Identification of Gamma Ray Pulsar Candidates in the \emph{Fermi}-LAT 4FGL-DR4 Unassociated Sources Using Supervised Machine Learning
A. Pathania, K. K. Singh, S. K. Singh, A. Tolamatti, B. B. Singh, K. K. Yadav
TL;DR
This study tackles the challenge of labeling unassociated Fermi-LAT sources in the 4FGL-DR4 catalog as pulsars or AGN using supervised learning with Random Forest and Extreme Gradient Boosting. It derives a compact, informative feature set from long-term gamma-ray data, applying KS and Kendall-$\tau$ screening and Recursive Feature Elimination to select eight key features, including the curvature parameter $\beta_{LP}$ and spectral/temporal indicators such as $E_c^{PLEC}$ and HRs. The classifiers achieve high performance ($>97\%$ accuracy; $\sim99\%$ balanced accuracy for XGB with SMOTE) on known sources, and classify 2257 unassociated sources into pulsar, AGN, or ambiguous categories, identifying hundreds of pulsar candidates. Covariate-shift analysis reveals realistic performance declines on faint, newly identified sources, with XGB generally outperforming RF under shift; these results provide a practical resource for follow-up observations (radio and very-high-energy) and contribute to pulsar population studies, including predictions aligned with contemporary pulsar surveys like TRAPUM and FAST.
Abstract
The Large Area Telescope (LAT) on board the \emph{Fermi} Gamma-ray Space Telescope has been continuously providing good quality survey data of the entire sky in the high energy range from 30 MeV to 500 GeV and above since August 2008. A succession of gamma-ray source catalogs is published after a comprehensive analysis of the \emph{Fermi}--LAT data. The most recent release of data in the fourth \emph{Fermi}--LAT catalog of gamma-ray sources (4FGL-DR4), based on the first 14 years of observations in the energy band 50 MeV-1 TeV, contains 7195 sources. A large fraction ($\sim$ 33\%) of this population has no known counterparts in the lower wave bands. Such high energy gamma-ray sources are referred to as unassociated or unidentified. An appropriate classification of these objects into known type of gamma-ray sources such as the active galactic nuclei or pulsars is essential for population studies and pointed multi-wavelength observations to probe the radiative processes.

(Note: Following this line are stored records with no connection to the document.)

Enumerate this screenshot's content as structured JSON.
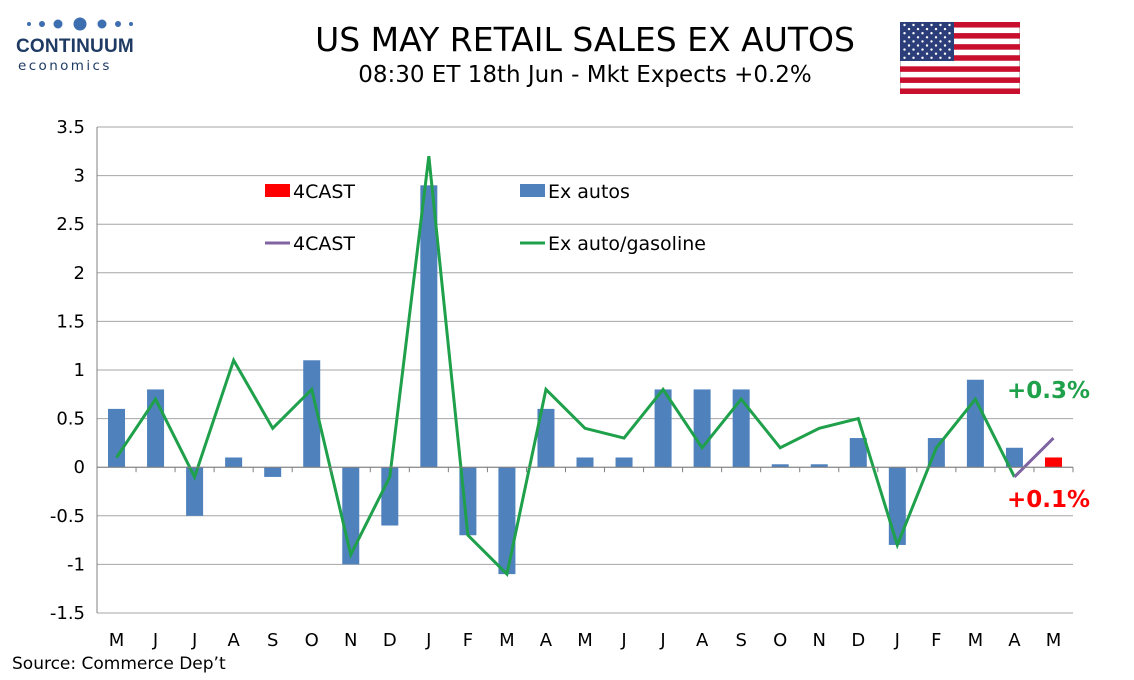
{
  "header": {
    "logo_word": "CONTINUUM",
    "logo_sub": "economics",
    "title": "US MAY RETAIL SALES EX AUTOS",
    "subtitle": "08:30 ET 18th Jun - Mkt Expects +0.2%"
  },
  "flag": {
    "name": "us-flag-icon",
    "stripe_red": "#c8102e",
    "canton_blue": "#2c3e7a"
  },
  "footer": {
    "source": "Source: Commerce Dep’t"
  },
  "chart_data": {
    "type": "bar",
    "categories": [
      "M",
      "J",
      "J",
      "A",
      "S",
      "O",
      "N",
      "D",
      "J",
      "F",
      "M",
      "A",
      "M",
      "J",
      "J",
      "A",
      "S",
      "O",
      "N",
      "D",
      "J",
      "F",
      "M",
      "A",
      "M"
    ],
    "ylim": [
      -1.5,
      3.5
    ],
    "yticks": [
      "3.5",
      "3",
      "2.5",
      "2",
      "1.5",
      "1",
      "0.5",
      "0",
      "-0.5",
      "-1",
      "-1.5"
    ],
    "grid": true,
    "legend_placement": "top-left",
    "series": [
      {
        "name": "Ex autos",
        "kind": "bar",
        "color": "#4f81bd",
        "values": [
          0.6,
          0.8,
          -0.5,
          0.1,
          -0.1,
          1.1,
          -1.0,
          -0.6,
          2.9,
          -0.7,
          -1.1,
          0.6,
          0.1,
          0.1,
          0.8,
          0.8,
          0.8,
          0.03,
          0.03,
          0.3,
          -0.8,
          0.3,
          0.9,
          0.2,
          null
        ]
      },
      {
        "name": "4CAST",
        "kind": "bar",
        "color": "#ff0000",
        "values": [
          null,
          null,
          null,
          null,
          null,
          null,
          null,
          null,
          null,
          null,
          null,
          null,
          null,
          null,
          null,
          null,
          null,
          null,
          null,
          null,
          null,
          null,
          null,
          null,
          0.1
        ]
      },
      {
        "name": "Ex auto/gasoline",
        "kind": "line",
        "color": "#1fa04b",
        "values": [
          0.1,
          0.7,
          -0.1,
          1.1,
          0.4,
          0.8,
          -0.9,
          -0.1,
          3.2,
          -0.7,
          -1.1,
          0.8,
          0.4,
          0.3,
          0.8,
          0.2,
          0.7,
          0.2,
          0.4,
          0.5,
          -0.8,
          0.2,
          0.7,
          -0.1,
          null
        ]
      },
      {
        "name": "4CAST",
        "kind": "line",
        "color": "#8064a2",
        "values": [
          null,
          null,
          null,
          null,
          null,
          null,
          null,
          null,
          null,
          null,
          null,
          null,
          null,
          null,
          null,
          null,
          null,
          null,
          null,
          null,
          null,
          null,
          null,
          -0.1,
          0.3
        ]
      }
    ],
    "annotations": [
      {
        "text": "+0.3%",
        "color": "#1fa04b"
      },
      {
        "text": "+0.1%",
        "color": "#ff0000"
      }
    ]
  }
}
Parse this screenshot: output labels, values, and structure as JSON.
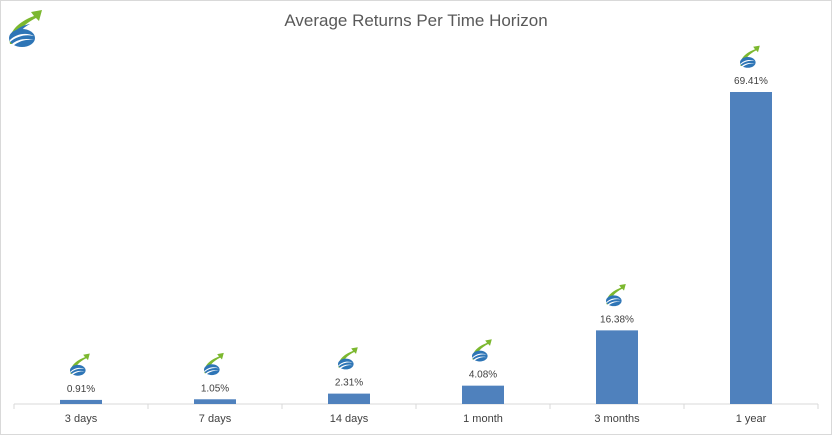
{
  "chart_data": {
    "type": "bar",
    "title": "Average Returns Per Time Horizon",
    "xlabel": "",
    "ylabel": "",
    "categories": [
      "3 days",
      "7 days",
      "14 days",
      "1 month",
      "3 months",
      "1 year"
    ],
    "values": [
      0.91,
      1.05,
      2.31,
      4.08,
      16.38,
      69.41
    ],
    "data_labels": [
      "0.91%",
      "1.05%",
      "2.31%",
      "4.08%",
      "16.38%",
      "69.41%"
    ],
    "ylim": [
      0,
      70
    ],
    "grid": false,
    "legend": "none",
    "bar_color": "#4f81bd",
    "axis_color": "#d9d9d9",
    "label_color": "#404040",
    "icons": [
      "logo-icon"
    ]
  }
}
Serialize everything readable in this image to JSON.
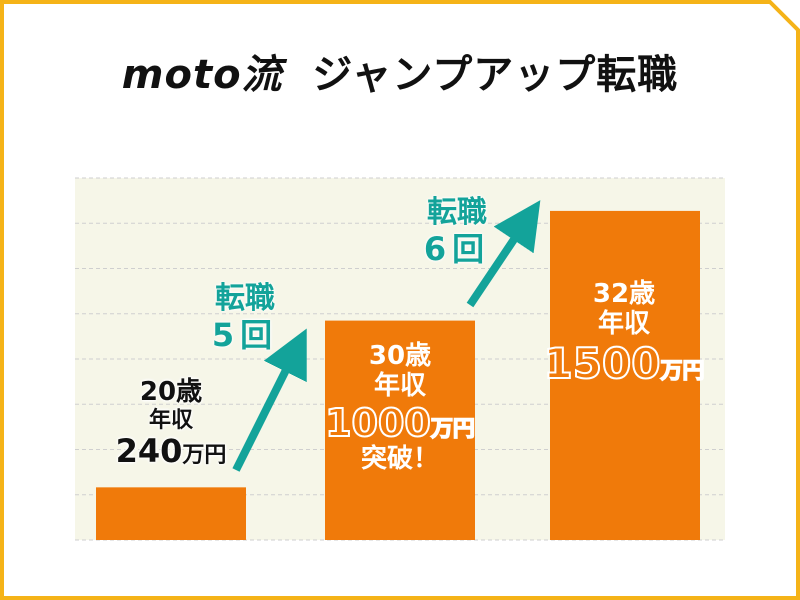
{
  "title": {
    "latin": "moto流",
    "jp": "ジャンプアップ転職"
  },
  "colors": {
    "frame": "#f5b318",
    "bar": "#f07a0a",
    "arrow": "#13a39a",
    "plot_bg": "#f6f6e8",
    "grid": "#cfcfcf"
  },
  "chart_data": {
    "type": "bar",
    "title": "moto流 ジャンプアップ転職",
    "categories": [
      "20歳",
      "30歳",
      "32歳"
    ],
    "values": [
      240,
      1000,
      1500
    ],
    "unit": "万円",
    "ylim": [
      0,
      1650
    ],
    "grid": true,
    "labels": [
      {
        "age": "20歳",
        "caption": "年収",
        "amount": "240",
        "unit": "万円",
        "note": ""
      },
      {
        "age": "30歳",
        "caption": "年収",
        "amount": "1000",
        "unit": "万円",
        "note": "突破！"
      },
      {
        "age": "32歳",
        "caption": "年収",
        "amount": "1500",
        "unit": "万円",
        "note": ""
      }
    ],
    "annotations": [
      {
        "line1": "転職",
        "line2": "5回"
      },
      {
        "line1": "転職",
        "line2": "6回"
      }
    ]
  }
}
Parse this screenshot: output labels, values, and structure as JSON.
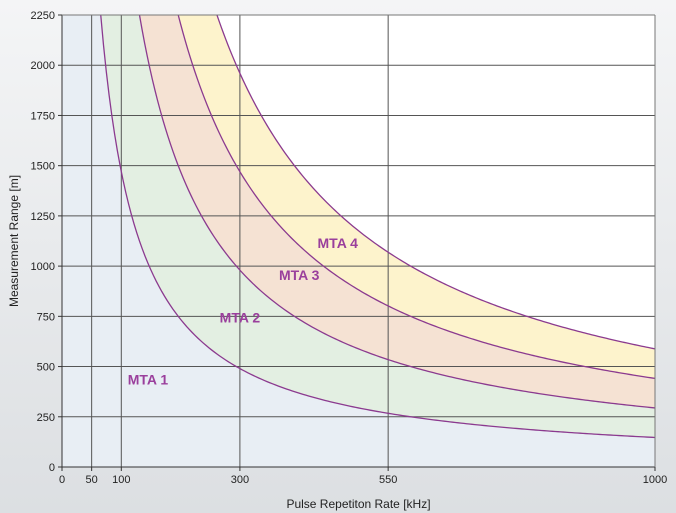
{
  "chart_data": {
    "type": "area",
    "xlabel": "Pulse Repetiton Rate [kHz]",
    "ylabel": "Measurement Range [m]",
    "xlim": [
      0,
      1000
    ],
    "ylim": [
      0,
      2250
    ],
    "x_ticks": [
      "0",
      "50",
      "100",
      "300",
      "550",
      "1000"
    ],
    "x_tick_values": [
      0,
      50,
      100,
      300,
      550,
      1000
    ],
    "y_ticks": [
      "0",
      "250",
      "500",
      "750",
      "1000",
      "1250",
      "1500",
      "1750",
      "2000",
      "2250"
    ],
    "y_tick_values": [
      0,
      250,
      500,
      750,
      1000,
      1250,
      1500,
      1750,
      2000,
      2250
    ],
    "grid": true,
    "boundary_curves": [
      {
        "range_constant_m_kHz": 147000,
        "x": [
          65,
          100,
          300,
          550,
          1000
        ],
        "y": [
          2250,
          1470,
          490,
          267,
          147
        ]
      },
      {
        "range_constant_m_kHz": 294000,
        "x": [
          131,
          300,
          550,
          1000
        ],
        "y": [
          2250,
          980,
          535,
          294
        ]
      },
      {
        "range_constant_m_kHz": 441000,
        "x": [
          196,
          300,
          550,
          1000
        ],
        "y": [
          2250,
          1470,
          802,
          441
        ]
      },
      {
        "range_constant_m_kHz": 588000,
        "x": [
          261,
          300,
          550,
          1000
        ],
        "y": [
          2250,
          1960,
          1069,
          588
        ]
      }
    ],
    "regions": [
      {
        "name": "MTA 1",
        "fill": "#e8eef4",
        "label_x": 145,
        "label_y": 410
      },
      {
        "name": "MTA 2",
        "fill": "#e3efe2",
        "label_x": 300,
        "label_y": 720
      },
      {
        "name": "MTA 3",
        "fill": "#f5e2d3",
        "label_x": 400,
        "label_y": 930
      },
      {
        "name": "MTA 4",
        "fill": "#fdf3cc",
        "label_x": 465,
        "label_y": 1090
      }
    ],
    "curve_color": "#8b3a8f",
    "grid_color": "#555555"
  }
}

In this work, we perform a detailed classification of the unassociated sources reported in the 4FGL-DR4 catalog using two supervised machine learning techniques-Random Forest and Extreme Gradient Boosting. We mainly focus on the identification of new gamma-ray pulsar candidates by making use of different observational features derived from the long-term observations with the \emph{Fermi}--LAT and reported in the incremental 4FGL-DR4 catalog. We also explore the effects of data balancing approach on the classification of the \emph{Fermi}--LAT unassociated sources.